I posed the questions as examples of design decisions.  However, if anybody
has suggestions in that regard I certainly welcome them.  Often the eyes of
a less interested person have clearer vision from afar than my vision which
is too narrowly focused by intense interest in the problem closely at hand.

 

As for that 4x20 display with 3 pushbuttons, it certainly is a minimalist
user interface.  Obviously MicroSoft had no part in its design ;]

 

Keeper of the Primordial Bit (born of the Big Bit Bang), -= Ron Wiesen =-

  _____  

From: M100 [mailto:[email protected]] On Behalf Of Ken
Pettit
Sent: Friday, October 23, 2015 18:03
To: Model 100 Discussion
Subject: Re: [M100] Program Design is Greatly Influenced by Small Screen of
Model T Laptop -- WAS RE: Rasberry PI inside a TRS 80 Model 100

 

On Fri, Oct 23, 2015 at 10:45 AM, Marko Peussa <[email protected]>
wrote:

User interface design for small screens is a big topic. Especially for text
screens. Unfortunately, I haven't seen much material on it.

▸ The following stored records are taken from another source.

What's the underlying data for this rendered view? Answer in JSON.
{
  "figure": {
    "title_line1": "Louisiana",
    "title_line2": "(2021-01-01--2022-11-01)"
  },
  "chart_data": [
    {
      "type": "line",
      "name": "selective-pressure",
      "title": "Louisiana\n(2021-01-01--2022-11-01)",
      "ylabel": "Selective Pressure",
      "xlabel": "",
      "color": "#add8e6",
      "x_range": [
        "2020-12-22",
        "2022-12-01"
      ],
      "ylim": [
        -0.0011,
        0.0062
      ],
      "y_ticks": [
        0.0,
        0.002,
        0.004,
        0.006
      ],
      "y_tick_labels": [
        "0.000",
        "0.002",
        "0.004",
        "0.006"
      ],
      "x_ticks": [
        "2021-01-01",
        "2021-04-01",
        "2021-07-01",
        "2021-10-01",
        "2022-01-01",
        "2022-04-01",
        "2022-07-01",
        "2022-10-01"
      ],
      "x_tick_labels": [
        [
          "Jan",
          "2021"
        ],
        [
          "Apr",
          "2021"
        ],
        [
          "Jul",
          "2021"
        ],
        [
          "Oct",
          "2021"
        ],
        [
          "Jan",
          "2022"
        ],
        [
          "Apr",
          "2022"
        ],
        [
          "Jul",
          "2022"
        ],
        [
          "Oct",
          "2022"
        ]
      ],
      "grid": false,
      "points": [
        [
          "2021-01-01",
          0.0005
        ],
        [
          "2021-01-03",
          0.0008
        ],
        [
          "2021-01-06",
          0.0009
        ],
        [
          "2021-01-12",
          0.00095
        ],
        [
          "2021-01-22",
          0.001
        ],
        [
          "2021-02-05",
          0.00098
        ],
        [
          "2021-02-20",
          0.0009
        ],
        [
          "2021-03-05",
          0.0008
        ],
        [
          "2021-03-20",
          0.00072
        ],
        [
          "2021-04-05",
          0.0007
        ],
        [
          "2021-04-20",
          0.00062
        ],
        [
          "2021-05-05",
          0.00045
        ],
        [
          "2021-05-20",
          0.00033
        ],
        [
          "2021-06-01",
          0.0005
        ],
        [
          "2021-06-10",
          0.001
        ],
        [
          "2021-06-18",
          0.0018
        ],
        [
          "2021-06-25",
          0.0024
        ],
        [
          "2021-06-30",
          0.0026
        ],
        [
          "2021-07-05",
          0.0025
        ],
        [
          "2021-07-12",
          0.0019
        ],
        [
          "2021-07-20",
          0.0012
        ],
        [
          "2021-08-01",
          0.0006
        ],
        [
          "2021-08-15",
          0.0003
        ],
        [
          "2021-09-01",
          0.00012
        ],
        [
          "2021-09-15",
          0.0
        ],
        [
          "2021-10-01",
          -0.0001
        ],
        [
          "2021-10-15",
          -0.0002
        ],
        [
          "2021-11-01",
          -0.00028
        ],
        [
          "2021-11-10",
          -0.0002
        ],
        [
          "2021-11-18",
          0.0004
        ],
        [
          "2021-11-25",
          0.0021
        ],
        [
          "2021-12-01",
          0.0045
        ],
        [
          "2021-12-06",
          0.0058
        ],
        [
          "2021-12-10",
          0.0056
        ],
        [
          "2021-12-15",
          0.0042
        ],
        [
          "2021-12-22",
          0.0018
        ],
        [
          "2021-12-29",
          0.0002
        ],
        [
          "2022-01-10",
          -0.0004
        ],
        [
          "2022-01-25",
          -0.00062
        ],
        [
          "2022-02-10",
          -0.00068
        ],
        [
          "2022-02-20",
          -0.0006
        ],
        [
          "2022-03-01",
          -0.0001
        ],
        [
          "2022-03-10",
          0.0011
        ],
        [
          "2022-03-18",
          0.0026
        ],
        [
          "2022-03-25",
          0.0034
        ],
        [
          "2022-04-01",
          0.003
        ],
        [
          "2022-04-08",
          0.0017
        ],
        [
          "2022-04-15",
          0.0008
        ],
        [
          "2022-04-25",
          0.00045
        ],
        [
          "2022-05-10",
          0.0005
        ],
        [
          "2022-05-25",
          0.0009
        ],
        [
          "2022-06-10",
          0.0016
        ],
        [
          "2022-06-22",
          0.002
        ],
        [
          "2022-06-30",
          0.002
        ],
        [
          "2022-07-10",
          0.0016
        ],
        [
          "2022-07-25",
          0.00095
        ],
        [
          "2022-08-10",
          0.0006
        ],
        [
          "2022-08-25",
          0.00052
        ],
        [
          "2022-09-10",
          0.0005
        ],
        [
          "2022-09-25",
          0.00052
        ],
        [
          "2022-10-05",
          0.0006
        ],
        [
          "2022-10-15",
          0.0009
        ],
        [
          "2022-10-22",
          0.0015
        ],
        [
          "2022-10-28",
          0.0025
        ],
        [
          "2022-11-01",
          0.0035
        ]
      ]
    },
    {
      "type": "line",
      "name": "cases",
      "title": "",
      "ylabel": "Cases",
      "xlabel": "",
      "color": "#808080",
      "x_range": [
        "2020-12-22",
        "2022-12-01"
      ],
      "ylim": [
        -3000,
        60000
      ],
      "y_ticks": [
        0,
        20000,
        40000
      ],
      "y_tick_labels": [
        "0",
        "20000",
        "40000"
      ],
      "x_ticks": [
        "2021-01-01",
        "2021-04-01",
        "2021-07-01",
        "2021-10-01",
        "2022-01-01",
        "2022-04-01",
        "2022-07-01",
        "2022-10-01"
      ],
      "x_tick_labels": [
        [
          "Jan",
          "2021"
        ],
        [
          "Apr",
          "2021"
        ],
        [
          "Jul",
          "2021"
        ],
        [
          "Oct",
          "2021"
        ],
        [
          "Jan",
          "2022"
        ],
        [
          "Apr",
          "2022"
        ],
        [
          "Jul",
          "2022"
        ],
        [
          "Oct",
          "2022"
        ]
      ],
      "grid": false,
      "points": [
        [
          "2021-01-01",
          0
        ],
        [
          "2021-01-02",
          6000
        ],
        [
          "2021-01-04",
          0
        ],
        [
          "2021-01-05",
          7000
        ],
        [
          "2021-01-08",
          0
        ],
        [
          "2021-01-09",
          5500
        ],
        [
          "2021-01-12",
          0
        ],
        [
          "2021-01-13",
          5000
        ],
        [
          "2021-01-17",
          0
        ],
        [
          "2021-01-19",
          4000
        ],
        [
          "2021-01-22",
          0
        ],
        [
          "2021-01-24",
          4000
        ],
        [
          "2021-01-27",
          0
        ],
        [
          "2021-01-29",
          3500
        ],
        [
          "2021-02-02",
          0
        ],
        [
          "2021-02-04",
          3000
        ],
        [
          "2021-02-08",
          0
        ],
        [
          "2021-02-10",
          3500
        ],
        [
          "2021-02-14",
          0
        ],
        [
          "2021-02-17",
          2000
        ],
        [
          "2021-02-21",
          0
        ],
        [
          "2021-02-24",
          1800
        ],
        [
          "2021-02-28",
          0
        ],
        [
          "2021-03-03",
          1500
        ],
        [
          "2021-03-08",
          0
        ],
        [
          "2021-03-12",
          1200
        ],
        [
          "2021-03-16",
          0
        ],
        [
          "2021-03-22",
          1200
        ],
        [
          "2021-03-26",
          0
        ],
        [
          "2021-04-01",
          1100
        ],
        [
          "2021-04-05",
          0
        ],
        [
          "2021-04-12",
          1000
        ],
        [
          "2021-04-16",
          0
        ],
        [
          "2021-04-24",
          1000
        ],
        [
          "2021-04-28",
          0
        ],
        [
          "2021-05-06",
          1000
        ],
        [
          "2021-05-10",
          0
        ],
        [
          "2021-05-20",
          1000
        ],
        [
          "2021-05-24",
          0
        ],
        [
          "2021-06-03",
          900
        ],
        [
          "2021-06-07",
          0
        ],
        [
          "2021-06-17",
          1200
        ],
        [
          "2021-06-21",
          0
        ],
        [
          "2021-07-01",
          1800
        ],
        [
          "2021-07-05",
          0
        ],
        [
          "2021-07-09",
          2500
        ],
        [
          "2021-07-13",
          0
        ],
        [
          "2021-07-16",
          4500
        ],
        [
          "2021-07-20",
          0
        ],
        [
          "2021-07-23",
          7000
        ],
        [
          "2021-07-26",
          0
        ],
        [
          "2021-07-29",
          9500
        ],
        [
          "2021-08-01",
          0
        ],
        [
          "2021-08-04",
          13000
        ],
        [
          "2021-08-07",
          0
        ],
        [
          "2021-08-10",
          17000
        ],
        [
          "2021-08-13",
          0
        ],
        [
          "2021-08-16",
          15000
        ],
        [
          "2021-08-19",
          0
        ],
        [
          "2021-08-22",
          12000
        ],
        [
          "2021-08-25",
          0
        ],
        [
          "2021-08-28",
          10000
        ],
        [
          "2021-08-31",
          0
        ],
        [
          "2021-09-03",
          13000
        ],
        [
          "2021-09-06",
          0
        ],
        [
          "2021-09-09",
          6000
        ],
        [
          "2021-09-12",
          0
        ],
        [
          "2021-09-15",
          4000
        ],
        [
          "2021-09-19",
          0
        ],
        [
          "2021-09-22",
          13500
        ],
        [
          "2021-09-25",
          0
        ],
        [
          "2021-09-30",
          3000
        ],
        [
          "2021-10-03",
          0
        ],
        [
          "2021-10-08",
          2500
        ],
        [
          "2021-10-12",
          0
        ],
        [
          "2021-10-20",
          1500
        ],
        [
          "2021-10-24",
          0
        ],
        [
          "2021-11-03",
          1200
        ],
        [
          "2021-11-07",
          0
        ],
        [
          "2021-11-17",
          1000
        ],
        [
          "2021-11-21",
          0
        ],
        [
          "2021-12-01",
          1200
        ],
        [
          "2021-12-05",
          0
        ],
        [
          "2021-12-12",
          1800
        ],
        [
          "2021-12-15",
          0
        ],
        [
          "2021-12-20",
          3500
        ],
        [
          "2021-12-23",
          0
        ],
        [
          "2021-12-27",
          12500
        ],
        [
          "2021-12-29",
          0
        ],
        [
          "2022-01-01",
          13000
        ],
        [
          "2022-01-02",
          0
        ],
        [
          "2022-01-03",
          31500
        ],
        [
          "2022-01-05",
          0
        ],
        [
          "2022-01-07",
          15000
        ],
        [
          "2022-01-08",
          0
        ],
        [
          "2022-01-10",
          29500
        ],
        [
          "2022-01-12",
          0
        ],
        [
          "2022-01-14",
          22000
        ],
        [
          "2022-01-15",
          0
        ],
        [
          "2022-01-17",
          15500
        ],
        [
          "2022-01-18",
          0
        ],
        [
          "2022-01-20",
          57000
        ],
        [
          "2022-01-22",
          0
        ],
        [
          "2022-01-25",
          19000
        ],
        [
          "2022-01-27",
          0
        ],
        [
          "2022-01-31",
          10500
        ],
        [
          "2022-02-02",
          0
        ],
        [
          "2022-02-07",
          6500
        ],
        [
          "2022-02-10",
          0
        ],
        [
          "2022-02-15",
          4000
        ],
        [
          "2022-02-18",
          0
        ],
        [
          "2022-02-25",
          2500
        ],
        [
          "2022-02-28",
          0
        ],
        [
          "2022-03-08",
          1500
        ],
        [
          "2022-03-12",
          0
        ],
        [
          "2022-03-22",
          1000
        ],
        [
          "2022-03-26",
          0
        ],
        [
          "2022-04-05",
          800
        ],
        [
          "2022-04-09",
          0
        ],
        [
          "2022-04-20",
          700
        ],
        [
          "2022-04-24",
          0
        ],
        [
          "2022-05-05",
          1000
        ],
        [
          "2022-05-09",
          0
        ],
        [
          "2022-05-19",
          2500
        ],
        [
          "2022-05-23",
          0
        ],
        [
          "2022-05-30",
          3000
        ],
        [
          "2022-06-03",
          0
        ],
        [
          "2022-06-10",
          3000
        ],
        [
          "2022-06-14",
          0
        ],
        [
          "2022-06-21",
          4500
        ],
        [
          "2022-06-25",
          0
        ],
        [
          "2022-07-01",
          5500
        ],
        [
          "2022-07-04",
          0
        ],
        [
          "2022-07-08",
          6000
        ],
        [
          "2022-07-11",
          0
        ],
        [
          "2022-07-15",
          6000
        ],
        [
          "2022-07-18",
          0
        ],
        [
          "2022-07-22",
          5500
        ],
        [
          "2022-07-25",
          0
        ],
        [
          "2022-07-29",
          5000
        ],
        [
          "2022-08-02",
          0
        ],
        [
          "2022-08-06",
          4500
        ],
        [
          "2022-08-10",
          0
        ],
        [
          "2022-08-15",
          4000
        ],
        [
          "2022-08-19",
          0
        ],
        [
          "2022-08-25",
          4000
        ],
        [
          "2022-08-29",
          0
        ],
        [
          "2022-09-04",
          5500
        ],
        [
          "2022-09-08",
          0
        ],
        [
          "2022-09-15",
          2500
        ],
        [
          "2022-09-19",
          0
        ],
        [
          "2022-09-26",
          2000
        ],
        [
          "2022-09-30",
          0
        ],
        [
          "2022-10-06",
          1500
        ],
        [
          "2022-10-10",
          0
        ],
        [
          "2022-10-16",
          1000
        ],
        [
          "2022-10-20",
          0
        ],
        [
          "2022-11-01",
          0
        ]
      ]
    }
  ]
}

In factory automation one has to deal with screens a lot smaller than 8x40.
And the available keys are usually: four directional buttons, an 'OK' and
and 'ESC'.

 

Indeed.  I had to make improvements and additions to an automation system
with a 4x20 display and only 3 pushbuttons.  The company still contacts me
ocassionally for minor changes / upgrades to the firmware.

Ron, in your original post regarding the preferred method of reporting for
the unit of measure, were you posing the questions as simple examples of the
design decisions that must be made, or were you looking for feedback from
the group regarding the approach you should implement?